Github Xiatingyu Sft Dataselection At Scale
Github Xiatingyu Sft Dataselection At Scale

Github Xiatingyu Sft Dataselection At Scale Contribute to xiatingyu sft dataselection at scale development by creating an account on github. In this paper, we replicated several self scoring methods—those that do not rely on external model assistance—on two million scale datasets, and found that nearly all methods struggled to significantly outperform random selection when dealing with such large scale data pools.

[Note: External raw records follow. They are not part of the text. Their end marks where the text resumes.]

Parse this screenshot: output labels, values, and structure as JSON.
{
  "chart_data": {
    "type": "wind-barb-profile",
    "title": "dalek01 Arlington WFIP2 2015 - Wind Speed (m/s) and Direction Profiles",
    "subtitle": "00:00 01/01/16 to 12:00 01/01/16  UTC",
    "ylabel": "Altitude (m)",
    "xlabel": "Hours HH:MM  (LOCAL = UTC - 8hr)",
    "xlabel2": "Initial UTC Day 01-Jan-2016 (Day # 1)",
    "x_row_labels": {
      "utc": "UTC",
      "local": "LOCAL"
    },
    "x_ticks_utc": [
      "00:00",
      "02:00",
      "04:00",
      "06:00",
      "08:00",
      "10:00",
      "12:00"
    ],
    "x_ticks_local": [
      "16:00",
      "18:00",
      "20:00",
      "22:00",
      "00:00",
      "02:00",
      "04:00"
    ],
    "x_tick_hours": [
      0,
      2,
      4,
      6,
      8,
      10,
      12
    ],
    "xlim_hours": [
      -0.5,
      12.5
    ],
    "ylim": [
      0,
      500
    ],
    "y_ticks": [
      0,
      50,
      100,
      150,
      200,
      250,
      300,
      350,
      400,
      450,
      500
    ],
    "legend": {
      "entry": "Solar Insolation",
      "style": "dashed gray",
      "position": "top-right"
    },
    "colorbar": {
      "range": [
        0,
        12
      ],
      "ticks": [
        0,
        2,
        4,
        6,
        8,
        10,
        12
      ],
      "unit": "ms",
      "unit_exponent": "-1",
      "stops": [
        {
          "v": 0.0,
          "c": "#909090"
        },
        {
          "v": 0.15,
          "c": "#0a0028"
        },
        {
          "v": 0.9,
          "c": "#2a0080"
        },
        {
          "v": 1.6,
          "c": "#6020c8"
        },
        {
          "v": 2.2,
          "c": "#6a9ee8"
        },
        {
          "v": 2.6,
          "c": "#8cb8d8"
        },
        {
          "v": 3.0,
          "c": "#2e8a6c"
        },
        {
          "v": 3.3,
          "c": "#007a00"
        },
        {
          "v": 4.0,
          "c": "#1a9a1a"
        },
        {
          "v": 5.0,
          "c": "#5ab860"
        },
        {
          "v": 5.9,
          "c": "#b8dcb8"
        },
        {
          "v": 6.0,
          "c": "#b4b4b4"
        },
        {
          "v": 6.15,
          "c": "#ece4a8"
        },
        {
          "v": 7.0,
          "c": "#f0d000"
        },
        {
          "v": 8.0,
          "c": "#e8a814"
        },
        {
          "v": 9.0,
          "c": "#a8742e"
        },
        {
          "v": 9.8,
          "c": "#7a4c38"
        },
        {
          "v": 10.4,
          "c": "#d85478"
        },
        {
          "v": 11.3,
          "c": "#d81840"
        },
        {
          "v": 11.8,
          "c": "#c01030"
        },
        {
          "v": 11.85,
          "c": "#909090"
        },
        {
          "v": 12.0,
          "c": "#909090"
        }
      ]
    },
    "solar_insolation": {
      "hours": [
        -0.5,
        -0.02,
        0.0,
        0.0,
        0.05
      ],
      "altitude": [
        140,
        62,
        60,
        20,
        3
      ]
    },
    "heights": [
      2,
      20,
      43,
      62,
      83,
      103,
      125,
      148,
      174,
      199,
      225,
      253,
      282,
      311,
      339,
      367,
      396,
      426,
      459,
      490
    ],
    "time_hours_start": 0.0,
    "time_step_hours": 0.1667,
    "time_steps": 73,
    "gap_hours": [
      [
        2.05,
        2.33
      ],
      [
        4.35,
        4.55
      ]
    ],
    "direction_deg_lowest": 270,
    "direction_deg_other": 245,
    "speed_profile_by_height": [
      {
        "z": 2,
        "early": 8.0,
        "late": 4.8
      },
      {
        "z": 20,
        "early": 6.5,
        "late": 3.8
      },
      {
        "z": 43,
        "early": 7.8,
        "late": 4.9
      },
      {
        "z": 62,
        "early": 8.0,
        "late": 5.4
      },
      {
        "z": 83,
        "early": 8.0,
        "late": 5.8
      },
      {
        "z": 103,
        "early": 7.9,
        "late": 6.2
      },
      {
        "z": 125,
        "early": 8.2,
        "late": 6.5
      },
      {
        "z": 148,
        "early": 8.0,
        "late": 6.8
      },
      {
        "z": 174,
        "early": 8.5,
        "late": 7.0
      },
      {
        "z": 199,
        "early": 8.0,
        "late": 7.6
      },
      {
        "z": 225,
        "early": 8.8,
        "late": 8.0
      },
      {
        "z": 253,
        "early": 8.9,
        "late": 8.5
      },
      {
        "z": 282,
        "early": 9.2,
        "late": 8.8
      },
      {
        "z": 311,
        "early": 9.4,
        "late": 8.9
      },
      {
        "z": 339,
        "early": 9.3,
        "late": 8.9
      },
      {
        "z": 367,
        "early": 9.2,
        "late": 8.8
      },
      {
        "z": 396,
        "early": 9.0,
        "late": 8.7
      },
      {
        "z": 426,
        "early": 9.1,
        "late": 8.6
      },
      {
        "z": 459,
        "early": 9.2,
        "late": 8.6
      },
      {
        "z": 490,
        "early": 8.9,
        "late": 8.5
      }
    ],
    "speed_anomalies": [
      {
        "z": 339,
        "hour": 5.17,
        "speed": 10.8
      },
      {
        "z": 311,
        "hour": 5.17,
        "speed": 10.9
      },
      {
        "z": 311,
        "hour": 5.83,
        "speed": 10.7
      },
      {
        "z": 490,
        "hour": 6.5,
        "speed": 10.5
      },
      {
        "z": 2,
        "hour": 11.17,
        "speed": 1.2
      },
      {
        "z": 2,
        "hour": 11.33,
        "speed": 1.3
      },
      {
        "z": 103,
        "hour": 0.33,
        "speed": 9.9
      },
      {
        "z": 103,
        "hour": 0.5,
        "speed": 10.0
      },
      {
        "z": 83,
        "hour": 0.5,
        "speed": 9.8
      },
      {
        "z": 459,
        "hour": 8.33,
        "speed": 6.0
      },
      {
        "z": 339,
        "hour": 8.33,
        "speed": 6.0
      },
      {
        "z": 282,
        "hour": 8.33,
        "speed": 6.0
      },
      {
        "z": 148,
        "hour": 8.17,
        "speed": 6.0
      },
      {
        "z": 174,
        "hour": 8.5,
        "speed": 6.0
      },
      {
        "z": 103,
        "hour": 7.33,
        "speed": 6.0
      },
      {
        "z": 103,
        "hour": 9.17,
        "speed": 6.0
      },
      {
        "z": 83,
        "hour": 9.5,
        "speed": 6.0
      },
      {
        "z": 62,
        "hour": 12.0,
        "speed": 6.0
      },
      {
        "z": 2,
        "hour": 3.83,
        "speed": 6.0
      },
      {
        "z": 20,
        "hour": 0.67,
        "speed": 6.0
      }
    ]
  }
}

Github Chaoswork Sft Datasets 开源sft数据集整理 随时补充
Github Chaoswork Sft Datasets 开源sft数据集整理 随时补充

Github Chaoswork Sft Datasets 开源sft数据集整理 随时补充 In this study, we observe that many sft data selection methods depend on small scale data sets, which do not meet the actual needs in real world scenarios. this finding makes us rethink whether sft data selection methods can work when they are required to handle large scale it datasets. Contribute to xiatingyu sft dataselection at scale development by creating an account on github. Contribute to xiatingyu sft dataselection at scale development by creating an account on github. Models (llms) with human instructions. the primary goal during sft is to select a small yet representative subset of training data from the larger pool, such that fine tuning with this subset achieves results comparable to or even exceeding t.

Xiaotao Hu Homepage
Xiaotao Hu Homepage

Xiaotao Hu Homepage Contribute to xiatingyu sft dataselection at scale development by creating an account on github. Models (llms) with human instructions. the primary goal during sft is to select a small yet representative subset of training data from the larger pool, such that fine tuning with this subset achieves results comparable to or even exceeding t. This paper, for the first time, validates all previous self scoring data selection methods on two million scale sft data pools, revealing that their performance is comparable to random selection—a finding that is truly thought provoking. Contribute to xiatingyu sft dataselection at scale development by creating an account on github. In this paper, we replicated several self scoring methods—those that do not rely on external model assistance—on two million scale datasets, and found that nearly all methods struggled to significantly outperform random selection when dealing with such large scale data pools. The primary goal during sft is to select a small yet representative subset of training data from the larger pool, such that fine tuning with this subset achieves results comparable to or even exceeding those obtained using the entire dataset.

Yiran Yang Homepage
Yiran Yang Homepage

Yiran Yang Homepage This paper, for the first time, validates all previous self scoring data selection methods on two million scale sft data pools, revealing that their performance is comparable to random selection—a finding that is truly thought provoking. Contribute to xiatingyu sft dataselection at scale development by creating an account on github. In this paper, we replicated several self scoring methods—those that do not rely on external model assistance—on two million scale datasets, and found that nearly all methods struggled to significantly outperform random selection when dealing with such large scale data pools. The primary goal during sft is to select a small yet representative subset of training data from the larger pool, such that fine tuning with this subset achieves results comparable to or even exceeding those obtained using the entire dataset.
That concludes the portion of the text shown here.